Many analysts have pointed out that the DPRK leadership is hyper-rational and only acts out of self-interest. The Obama administration has said there is no quid pro quo, and that Obama’s personal letter delivered by Clapper to Kim Jong-un “did not contain an apology in any way, shape or form”. But what was the price for sending Clapper? Certainly Pyongyang must have believed it got something out of the deal.

If past behaviour is a guide, the DPRK sought a written apology or admission of wrongdoing. (The most famous case is the capture of the USS Pueblo in January 1968. Negotiations dragged on for almost a year before the crew was released.) The contents of Obama’s letter are unknown; however, even if the president did not “admit, assure, and apologise” for the crimes of Bae and Miller, the regime can cite Clapper’s visit as an admission that Bae and Miller were spies.

That the DPRK has been reaching out to the international community does not mean it is becoming more liberal. The benefits of economic opening, trade, foreign direct investment, and technology transfers should be obvious even to the most conservative hardliners in Pyongyang. However, the Kim family regime has been nervous about subversive ideas entering North Korea from abroad. So the DPRK leadership faces a dilemma. Opening up is necessary for economic prosperity and successful implementation of the pyŏngjin line—the DPRK’s strategy to develop the economy and nuclear technologies simultaneously. However, opening up also raises the risk of social and political instability.

Since Kim Jong-un has been consolidating his power, the regime has increased internal security in the form of increased surveillance against threats from “enemies who wish to topple the DPRK”. Under these conditions, internal security institutions have a strong incentive to provide “more security”, which can be quantified by the number of people arrested, imprisoned, and executed.

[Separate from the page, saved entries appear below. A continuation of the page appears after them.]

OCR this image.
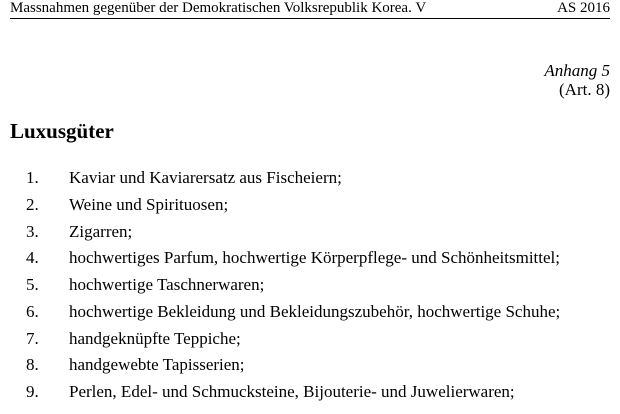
Massnahmen gegenüber der Demokratischen Volksrepublik Korea. V	AS 2016
Anhang 5
(Art. 8)
Luxusgüter
1.	Kaviar und Kaviarersatz aus Fischeiern;
2.	Weine und Spirituosen;
3.	Zigarren;
4.	hochwertiges Parfum, hochwertige Körperpflege- und Schönheitsmittel;
5.	hochwertige Taschnerwaren;
6.	hochwertige Bekleidung und Bekleidungszubehör, hochwertige Schuhe;
7.	handgeknüpfte Teppiche;
8.	handgewebte Tapisserien;
9.	Perlen, Edel- und Schmucksteine, Bijouterie- und Juwelierwaren;
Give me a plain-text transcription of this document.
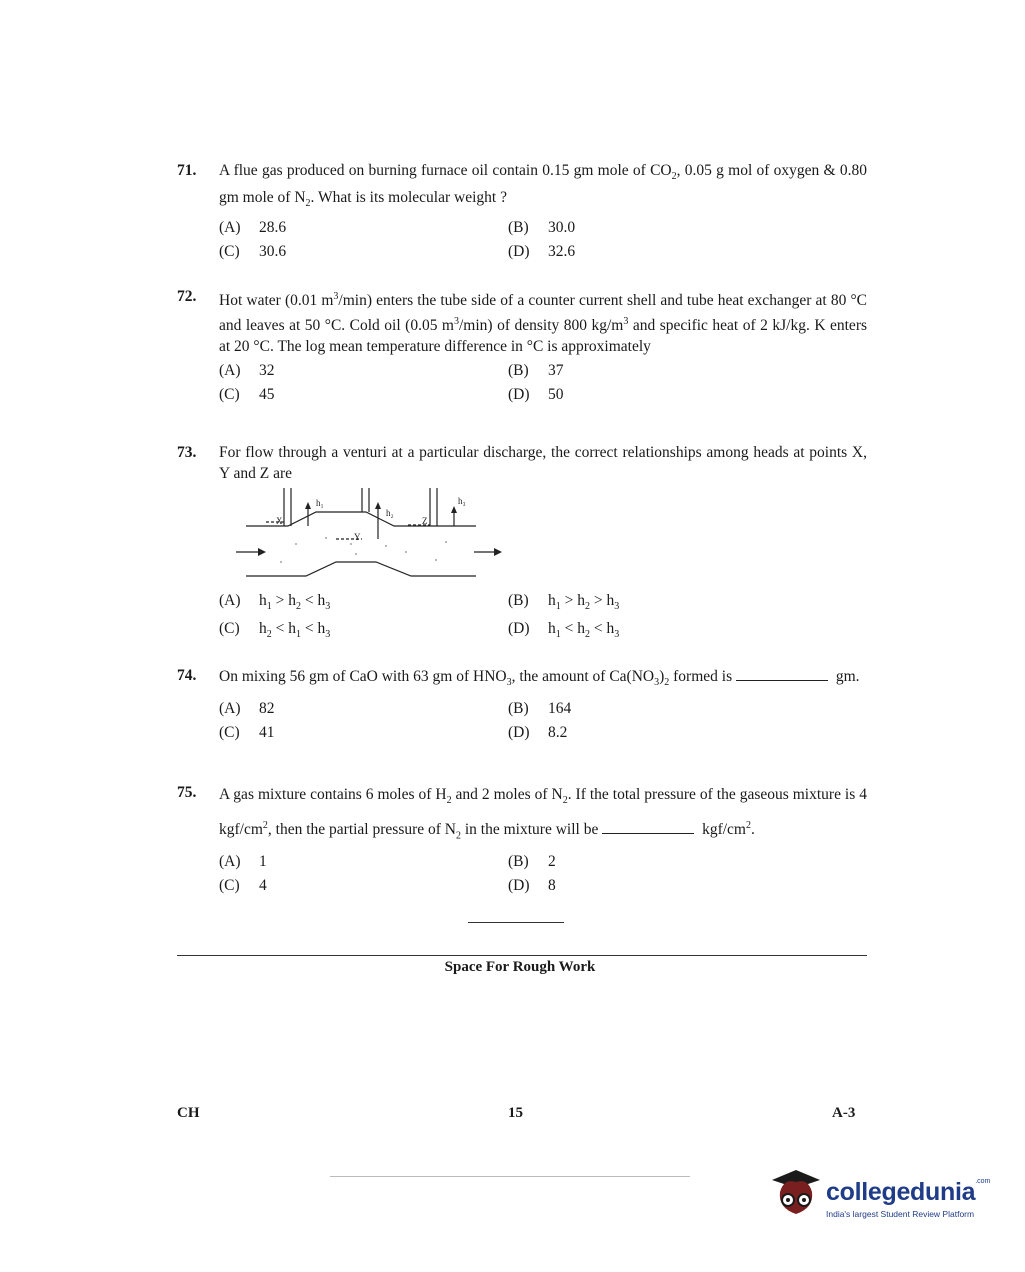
71. A flue gas produced on burning furnace oil contain 0.15 gm mole of $CO_2$, 0.05 g mol of oxygen & 0.80 gm mole of $N_2$. What is its molecular weight ?
(A) 28.6	(B) 30.0
(C) 30.6	(D) 32.6
72. Hot water (0.01 $m^3/\min$) enters the tube side of a counter current shell and tube heat exchanger at 80 °C and leaves at 50 °C. Cold oil (0.05 $m^3/\min$) of density 800 $kg/m^3$ and specific heat of 2 kJ/kg. K enters at 20 °C. The log mean temperature difference in °C is approximately
(A) 32	(B) 37
(C) 45	(D) 50
73. For flow through a venturi at a particular discharge, the correct relationships among heads at points X, Y and Z are
X
Y
Z
h₁
h₂
h₃
(A) $h_1 > h_2 < h_3$	(B) $h_1 > h_2 > h_3$
(C) $h_2 < h_1 < h_3$	(D) $h_1 < h_2 < h_3$
74. On mixing 56 gm of CaO with 63 gm of $HNO_3$, the amount of $Ca(NO_3)_2$ formed is	gm.
(A) 82	(B) 164
(C) 41	(D) 8.2
75. A gas mixture contains 6 moles of $H_2$ and 2 moles of $N_2$. If the total pressure of the gaseous mixture is 4 kgf/$cm^2$, then the partial pressure of $N_2$ in the mixture will be	kgf/$cm^2$.
(A) 1	(B) 2
(C) 4	(D) 8
Space For Rough Work
CH	15	A-3
collegedunia$^{.com}$
India's largest Student Review Platform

We may never know how the DPRK government will depict Clapper’s visit in its internal communications, but if the regime is consistent with past practice, it will describe Clapper as having gone to Pyongyang to “admit, assure, and apologise” for the “crimes against the DPRK”. From Pyongyang’s perspective, Clapper’s mission “proves that Bae and Miller are guilty as charged” and the DNI went to pick up agents who were conducting espionage on behalf of U.S. intelligence agencies.

The Obama administration claims it selected Clapper for the mission, but could Pyongyang have insisted on Clapper? If the DPRK insisted on the DNI and no one else, then sending Clapper to release the Americans probably is worth the cost of Pyongyang’s internal propaganda victory. However, considering the potentially increased risk that future American tourists could be charged with espionage, sending someone outside of the U.S. intelligence community might have been more appropriate assuming Pyongyang did not make Clapper’s presence a condition of the release of the two Americans.